O SENHOR MEU PASTOR É – nº 37


Letra: James Montgomery – 1771 – 1854 (baseado no Salmos 23)
Música: Thomas Koschat – 1845 – 1914
Referências: Salmos 23
Isaías 26:3-4

Muitos autores de hinos têm-se dedicado à tarefa de colocar em versos a mais amada de todas as passagens das escrituras – Salmo 23. James Montgomery, autor da letra, conseguir reter a beleza e o consolo que esses versos trazem.
Com as palavras do Salmo original as palavras de James Montgomery, falam, primeiramente, sobre o Senhor, louvando Seu cuidado: “Por águas tranqüilas, me conduzirá”, por exemplo. Em seguida, suas palavras são dirigidas ao Salvador, agradecendo-Lhe diretamente: “Tu unges minh’alma”. Tanto no Salmo quanto no hino, a gratidão ao Senhor por seus cuidados, conduz de maneira natural a uma prece de agradecimento.
O comentário de James E. Talmage a respeito de João 10:1-21 é muito importante para se entender a figura de linguagem que é usada neste hino: Cristo disse: “Eu sou o bom pastor”. Em seguida ele mostra com eloqüente exatidão, a diferença entre um pastor e um mercenário. O Pastor tem interesse pessoal por seu rebanho, a quem ama; ele conhece cada uma por seu nome, enquanto o mercenário chama suas ovelhas apenas de rebanho. Enquanto o pastor está disposto a dar a vida pôr sua ovelha, o mercenário foge, quando o lobo aproxima-se, deixando o caminho livre para que o lobo as espalhe ou mate.

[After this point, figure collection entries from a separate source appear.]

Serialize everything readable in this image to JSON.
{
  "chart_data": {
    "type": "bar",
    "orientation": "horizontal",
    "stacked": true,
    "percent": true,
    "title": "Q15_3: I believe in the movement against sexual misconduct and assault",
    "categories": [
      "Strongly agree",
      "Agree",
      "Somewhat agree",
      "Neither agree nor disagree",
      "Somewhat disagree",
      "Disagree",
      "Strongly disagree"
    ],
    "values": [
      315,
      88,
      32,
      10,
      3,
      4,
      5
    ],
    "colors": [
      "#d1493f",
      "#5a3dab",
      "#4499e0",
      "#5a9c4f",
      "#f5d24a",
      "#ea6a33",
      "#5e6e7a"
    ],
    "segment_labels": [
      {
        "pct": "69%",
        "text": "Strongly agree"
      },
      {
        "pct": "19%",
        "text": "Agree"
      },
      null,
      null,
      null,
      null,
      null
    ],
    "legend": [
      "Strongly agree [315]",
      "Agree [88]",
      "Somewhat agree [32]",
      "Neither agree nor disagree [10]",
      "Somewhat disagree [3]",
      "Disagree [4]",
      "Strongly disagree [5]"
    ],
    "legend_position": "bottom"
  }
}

A melodia original composta e arranjada por Thomas Koschat, apareceu no primeiro volume de canções folclóricas alemãs para vozes masculinas em 1879. A canção começava com a palavra “Abandonada” e tornou-se bastante popular.
Já no final do século XIX foi adotada a canção com a letra nova do Salmo 23 e colocada no hinário da Escola Dominical.